RUN pip install --no-cache-dir -r requirements.txt
COPY main.py .
EXPOSE 8000
CMD ["python", "main.py"]
Step 6: Deploy and Run
Back on your Droplet, from the /opt/llama-api directory:
docker-compose up -d
Wait 30 seconds for containers to start. Check logs:
docker-compose logs -f api
You should see:
api_1 | INFO: Uvicorn running on http://0.0.0.0:8000
Step 7: Test Your Deployment
From your local machine (or the Droplet itself), test the API:
curl http://YOUR_DROPLET_IP:8000/health
Response:
{"status":"healthy","model":"llama2:7b"}
Now test inference:
curl -X POST http://YOUR_DROPLET_IP:8000/generate \
-H "Content-Type: application/json" \
-d '{
"prompt": "What is the capital of France?",
"temperature": 0.7,
"max_tokens": 100
}'
First inference will take 10-15 seconds (model loading into memory). Subsequent requests take 2-5 seconds depending on token count.
Response:
{
"prompt": "What is the capital of France?",
"response": "The capital of France is Paris. It is located in the north-central part of the country and is the largest city in France. Paris is known for its iconic landmarks such as the Eiffel Tower, Notre-Dame Cathedral, and the Louvre Museum.",
"tokens_generated": 48,
"inference_time": 3.2,
"timestamp": "2024-01-15T10:45:30.123456"
}
Perfect. You're now running Llama 2 in production.
Step 8: Add Reverse Proxy and SSL (Optional but Recommended)
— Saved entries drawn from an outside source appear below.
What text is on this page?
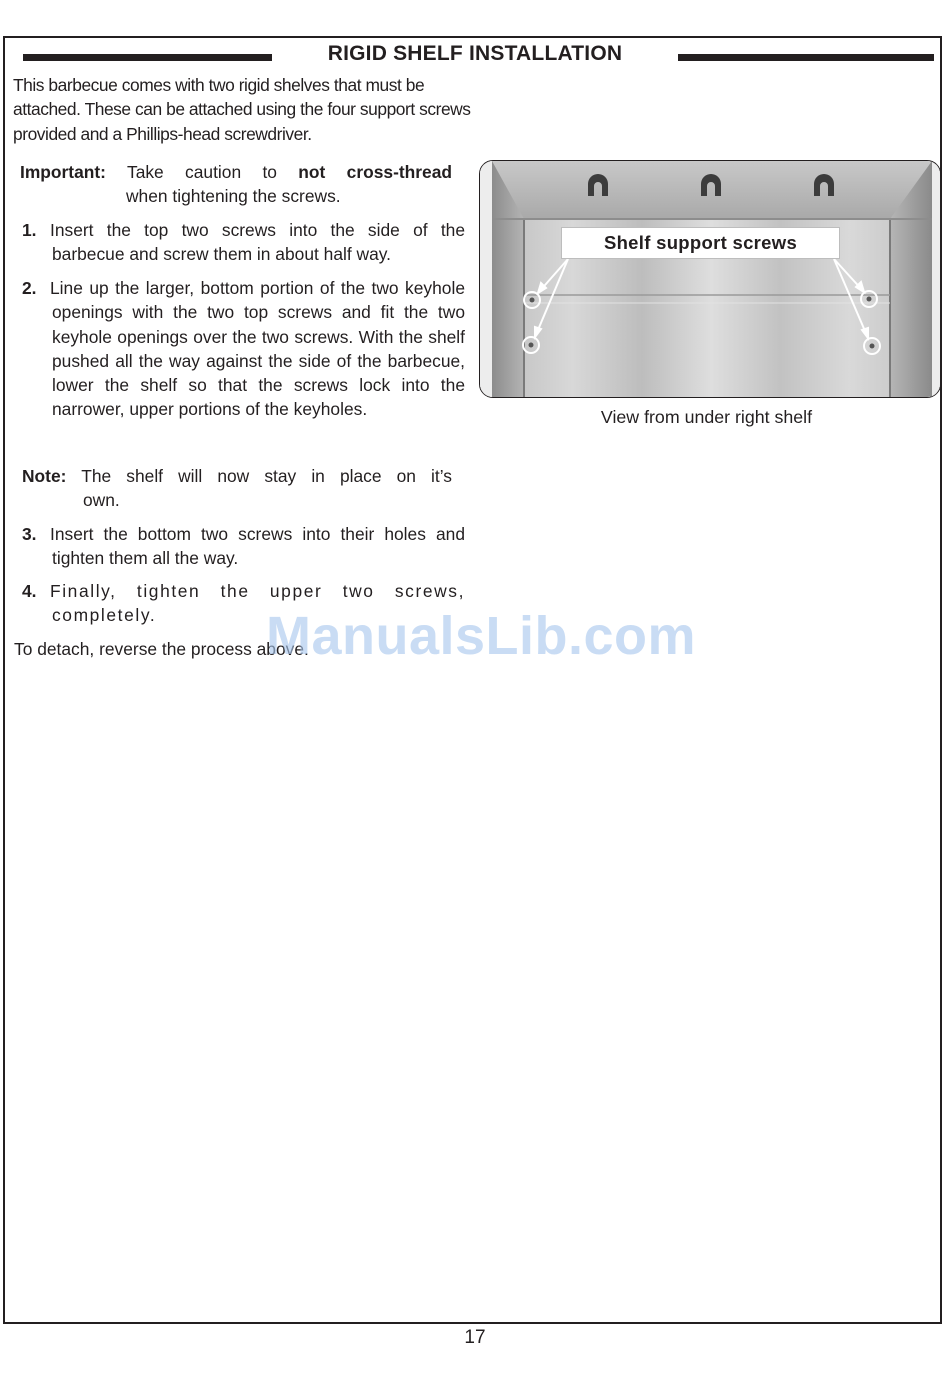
RIGID SHELF INSTALLATION
This barbecue comes with two rigid shelves that must be attached. These can be attached using the four support screws provided and a Phillips-head screwdriver.
Important: Take caution to not cross-thread
when tightening the screws.
1. Insert the top two screws into the side of the barbecue and screw them in about half way.
2. Line up the larger, bottom portion of the two keyhole openings with the two top screws and fit the two keyhole openings over the two screws. With the shelf pushed all the way against the side of the barbecue, lower the shelf so that the screws lock into the narrower, upper portions of the keyholes.
Note: The shelf will now stay in place on it’s
own.
3. Insert the bottom two screws into their holes and tighten them all the way.
4. Finally, tighten the upper two screws, completely.
To detach, reverse the process above.
Shelf support screws
View from under right shelf
ManualsLib.com
17
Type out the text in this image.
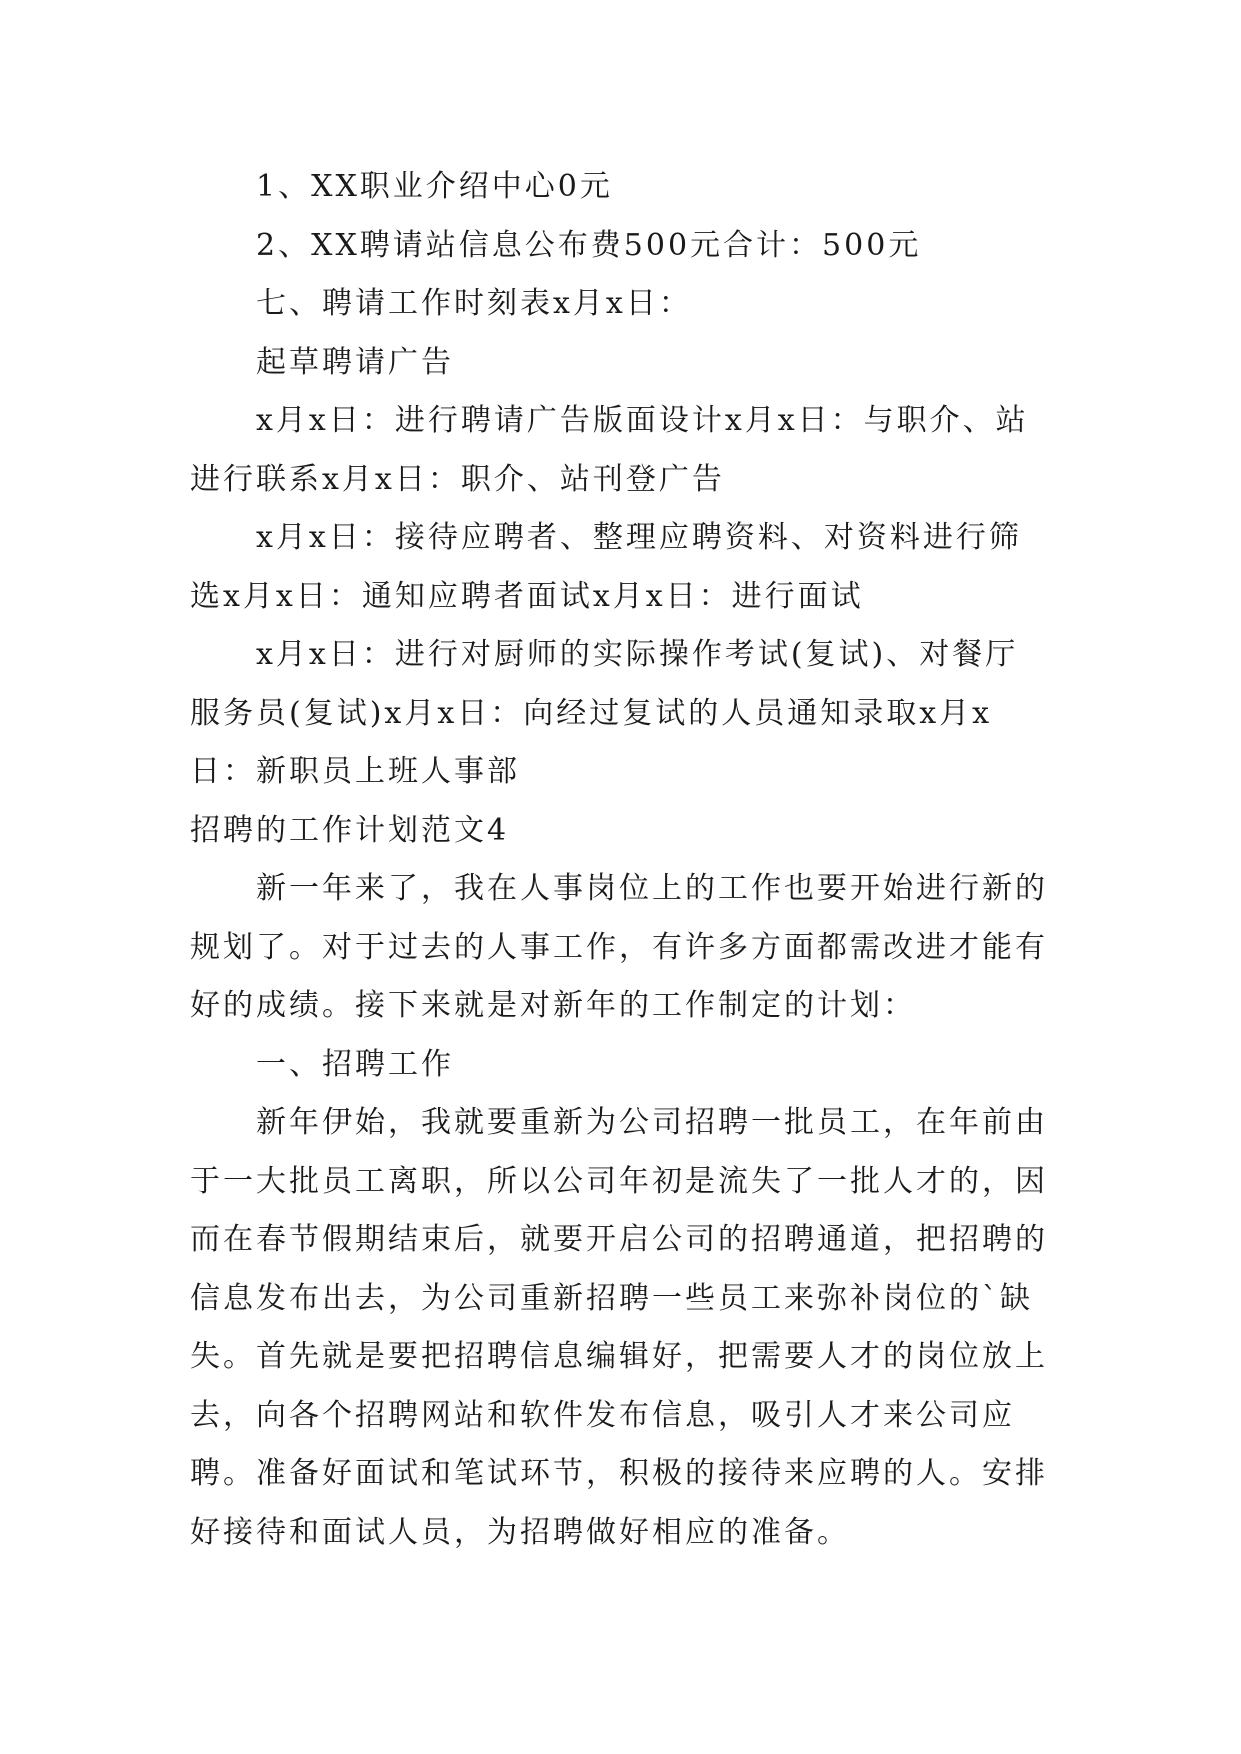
1、XX职业介绍中心0元

2、XX聘请站信息公布费500元合计：500元

七、聘请工作时刻表x月x日：

起草聘请广告

x月x日：进行聘请广告版面设计x月x日：与职介、站进行联系x月x日：职介、站刊登广告

x月x日：接待应聘者、整理应聘资料、对资料进行筛选x月x日：通知应聘者面试x月x日：进行面试

x月x日：进行对厨师的实际操作考试(复试)、对餐厅服务员(复试)x月x日：向经过复试的人员通知录取x月x日：新职员上班人事部

招聘的工作计划范文4

新一年来了，我在人事岗位上的工作也要开始进行新的规划了。对于过去的人事工作，有许多方面都需改进才能有好的成绩。接下来就是对新年的工作制定的计划：

一、招聘工作

新年伊始，我就要重新为公司招聘一批员工，在年前由于一大批员工离职，所以公司年初是流失了一批人才的，因而在春节假期结束后，就要开启公司的招聘通道，把招聘的信息发布出去，为公司重新招聘一些员工来弥补岗位的`缺失。首先就是要把招聘信息编辑好，把需要人才的岗位放上去，向各个招聘网站和软件发布信息，吸引人才来公司应聘。准备好面试和笔试环节，积极的接待来应聘的人。安排好接待和面试人员，为招聘做好相应的准备。
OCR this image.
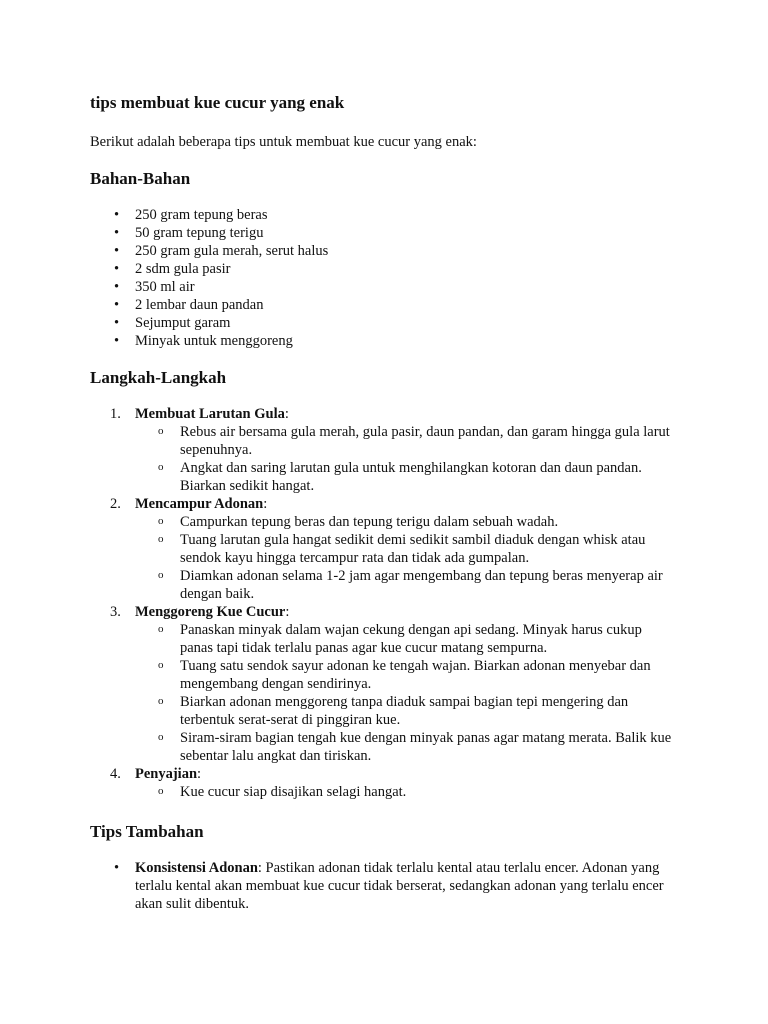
tips membuat kue cucur yang enak

Berikut adalah beberapa tips untuk membuat kue cucur yang enak:

Bahan-Bahan
• 250 gram tepung beras
• 50 gram tepung terigu
• 250 gram gula merah, serut halus
• 2 sdm gula pasir
• 350 ml air
• 2 lembar daun pandan
• Sejumput garam
• Minyak untuk menggoreng
Langkah-Langkah
1. Membuat Larutan Gula:
o Rebus air bersama gula merah, gula pasir, daun pandan, dan garam hingga gula larut sepenuhnya.
o Angkat dan saring larutan gula untuk menghilangkan kotoran dan daun pandan. Biarkan sedikit hangat.
2. Mencampur Adonan:
o Campurkan tepung beras dan tepung terigu dalam sebuah wadah.
o Tuang larutan gula hangat sedikit demi sedikit sambil diaduk dengan whisk atau sendok kayu hingga tercampur rata dan tidak ada gumpalan.
o Diamkan adonan selama 1-2 jam agar mengembang dan tepung beras menyerap air dengan baik.
3. Menggoreng Kue Cucur:
o Panaskan minyak dalam wajan cekung dengan api sedang. Minyak harus cukup panas tapi tidak terlalu panas agar kue cucur matang sempurna.
o Tuang satu sendok sayur adonan ke tengah wajan. Biarkan adonan menyebar dan mengembang dengan sendirinya.
o Biarkan adonan menggoreng tanpa diaduk sampai bagian tepi mengering dan terbentuk serat-serat di pinggiran kue.
o Siram-siram bagian tengah kue dengan minyak panas agar matang merata. Balik kue sebentar lalu angkat dan tiriskan.
4. Penyajian:
o Kue cucur siap disajikan selagi hangat.
Tips Tambahan
• Konsistensi Adonan: Pastikan adonan tidak terlalu kental atau terlalu encer. Adonan yang terlalu kental akan membuat kue cucur tidak berserat, sedangkan adonan yang terlalu encer akan sulit dibentuk.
For production, expose this through Nginx with SSL. Create /opt/nginx/nginx.conf:
upstream llama_api {
server api:8000;
}
server {
listen 80;
server_name _;
location / {
proxy_pass http://llama_api;
proxy_set_header Host $host;
proxy_set_header X-Real-IP $remote_addr;
proxy_set_header X-Forwarded-For $proxy_add_x_forwarded_for;
proxy_set_header X-Forwarded-Proto $scheme;
proxy_read_timeout 60s;
proxy_connect_timeout 10s;
}
}
Add to docker-compose.yml:
nginx:
image: nginx:latest
container_name: llama-nginx
ports:
- "80:80"
volumes:
- ./nginx.conf:/etc/nginx/conf.d/default.conf
depends_on:
- api
restart: unless-stopped
networks:
- llama-network
Restart:
docker-compose up -d
Now access via port 80 without the :8000.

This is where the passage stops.